Si nous regardons les interfaces d’outils-logiciels qu’utilisent les créateurs d’œuvres de littérature numérique, nous constatons qu’elles proposent souvent et c’est le cas pour Adobe Flash ou WordPress, un couplage entre le texte (le code) et l’image (l’interface visuelle). Ce couplage, en partie destiné à valoriser une appropriation du logiciel par l’utilisateur, opère un glissement et positionne le code, non plus comme un simple outil mais également comme un moyen de préserver l’intentionnalité de l’auteur. En effet, derrière chaque interface, le langage-machine opère une série de calculs en temps réel, parfois à l’insu de l’utilisateur. L’intériorisation du code par la machine renforce une absence de transparence. Il ne semble possible de contourner les prescriptions faites par les outils-logiciels que par une appropriation d’un certain nombre de compétences.  


Aussi, dans cette communication, nous soulèverons deux préoccupations majeures :


Comme toute la surface d’une œuvre à l’écran est engendrée par des lignes de code, notre première question est celle de savoir si l’auteur de littérature numérique doit avoir une idée du fonctionnement de ces codes, ou même être capable de programmer lui-même. En effet, la pratique ou non du code influence la production de l’œuvre, et conditionne le rapport à l’outil-logiciel, lui-même fondé sur le code. Comment les auteurs de littérature numérique s’emparent-ils alors de ce code pour dépasser les propositions de l’outil-logiciel et quelles sont les implications de certaines pratiques de programmation ?  


Dans une approche socio-sémiotique, nous donnerons l’exemple de Processing, comme révélateur de l’importance du code, mais aussi, quelles sont les conséquences sur l’auctorialité d’une œuvre de littérature numérique ? Dans notre travail de recherche, nous avons questionné certains auteurs pour sonder leurs perceptions de l’outil-logiciel dans la création de leurs œuvres numériques mais également la façon dont ils appréhendaient le code informatique dans leur création.

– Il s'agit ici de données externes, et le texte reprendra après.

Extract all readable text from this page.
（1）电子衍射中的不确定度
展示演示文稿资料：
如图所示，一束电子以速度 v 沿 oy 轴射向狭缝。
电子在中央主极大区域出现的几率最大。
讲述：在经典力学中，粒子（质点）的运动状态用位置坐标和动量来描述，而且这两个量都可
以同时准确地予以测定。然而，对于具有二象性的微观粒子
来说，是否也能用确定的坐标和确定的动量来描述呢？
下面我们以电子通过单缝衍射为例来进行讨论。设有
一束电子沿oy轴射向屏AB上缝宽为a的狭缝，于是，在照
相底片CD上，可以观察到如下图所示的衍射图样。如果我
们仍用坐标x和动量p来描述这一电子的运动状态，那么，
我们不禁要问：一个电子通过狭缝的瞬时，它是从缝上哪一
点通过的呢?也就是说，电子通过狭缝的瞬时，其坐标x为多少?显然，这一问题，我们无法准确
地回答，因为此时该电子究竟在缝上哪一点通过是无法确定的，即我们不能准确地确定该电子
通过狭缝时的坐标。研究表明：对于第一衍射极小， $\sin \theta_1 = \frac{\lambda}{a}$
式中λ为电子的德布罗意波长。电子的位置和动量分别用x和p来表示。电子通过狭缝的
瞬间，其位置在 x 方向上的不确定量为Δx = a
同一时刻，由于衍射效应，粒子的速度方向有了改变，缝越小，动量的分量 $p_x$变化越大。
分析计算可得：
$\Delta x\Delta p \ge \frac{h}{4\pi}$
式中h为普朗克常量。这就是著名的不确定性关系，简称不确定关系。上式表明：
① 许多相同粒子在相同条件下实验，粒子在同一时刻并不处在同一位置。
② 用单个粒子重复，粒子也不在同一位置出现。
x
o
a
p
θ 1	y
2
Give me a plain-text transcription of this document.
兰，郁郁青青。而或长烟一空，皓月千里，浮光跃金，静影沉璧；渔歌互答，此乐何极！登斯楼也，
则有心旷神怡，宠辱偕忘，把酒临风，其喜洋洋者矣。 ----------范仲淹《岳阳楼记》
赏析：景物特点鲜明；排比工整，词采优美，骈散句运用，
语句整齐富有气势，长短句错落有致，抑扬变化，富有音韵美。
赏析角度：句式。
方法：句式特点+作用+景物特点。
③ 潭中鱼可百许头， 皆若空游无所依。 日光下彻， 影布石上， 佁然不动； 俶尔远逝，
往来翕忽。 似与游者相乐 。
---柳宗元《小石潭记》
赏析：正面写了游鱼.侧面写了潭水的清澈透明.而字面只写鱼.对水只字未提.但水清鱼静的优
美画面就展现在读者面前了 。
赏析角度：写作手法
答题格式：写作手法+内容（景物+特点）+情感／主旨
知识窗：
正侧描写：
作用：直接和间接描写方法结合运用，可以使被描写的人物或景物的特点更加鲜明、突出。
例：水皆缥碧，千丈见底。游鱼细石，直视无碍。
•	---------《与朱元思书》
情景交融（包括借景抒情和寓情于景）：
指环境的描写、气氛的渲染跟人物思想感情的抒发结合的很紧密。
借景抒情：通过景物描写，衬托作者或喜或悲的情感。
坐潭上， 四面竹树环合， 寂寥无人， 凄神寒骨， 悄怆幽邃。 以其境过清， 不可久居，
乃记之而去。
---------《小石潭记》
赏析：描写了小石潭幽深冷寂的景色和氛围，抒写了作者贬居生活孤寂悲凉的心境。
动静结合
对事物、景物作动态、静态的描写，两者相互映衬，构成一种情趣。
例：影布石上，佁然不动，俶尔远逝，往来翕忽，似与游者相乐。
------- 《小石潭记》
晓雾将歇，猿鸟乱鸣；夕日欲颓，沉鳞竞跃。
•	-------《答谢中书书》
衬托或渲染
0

A ce titre, nous apporterons des éléments de réponses sur leurs imaginaires et leurs postures face au code en nous demandant quelle figure d’auteur le code offre-t-il.


Comme l’outil-logiciel s’appuie sur l’imaginaire pour entrer en relation avec l’auteur d’une œuvre, le code mobilise-t-il des imaginaires susceptibles de déterminer la trajectoire de création d’une œuvre numérique ? Dans ce contexte, quelles réponses les auteurs formulent-ils à la machine ou au logiciel ? Autrement dit, les stratégies mises en place ne sont-elles pas une manifestation d’une conscientisation des énoncés de l’outillogiciel contre lesquels certains entrent en résistance ?

 

Notice biographique

Odile Farge est docteure en Sciences de l’information et de la communication. Au sein du laboratoire Paragraphe de l’université Paris 8, ses activités de recherche s’organisent principalement autour d’axes tels que la littérature numérique, l’outil-logiciel et la culture numérique. Dans une approche socio-sémiotique des écritures numériques, au croisement entre informatique, arts, lettres, sciences humaines et sociales, son domaine de recherche est celui des humanités numériques où elle analyse des outils de création dans une perspective critique.
Sa thèse de doctorat s’intitule « Rhétorique de la conception » : pour une prise de conscience des stratégies de l’outil de création. Proposition d’une typologie de postures d’auteurs.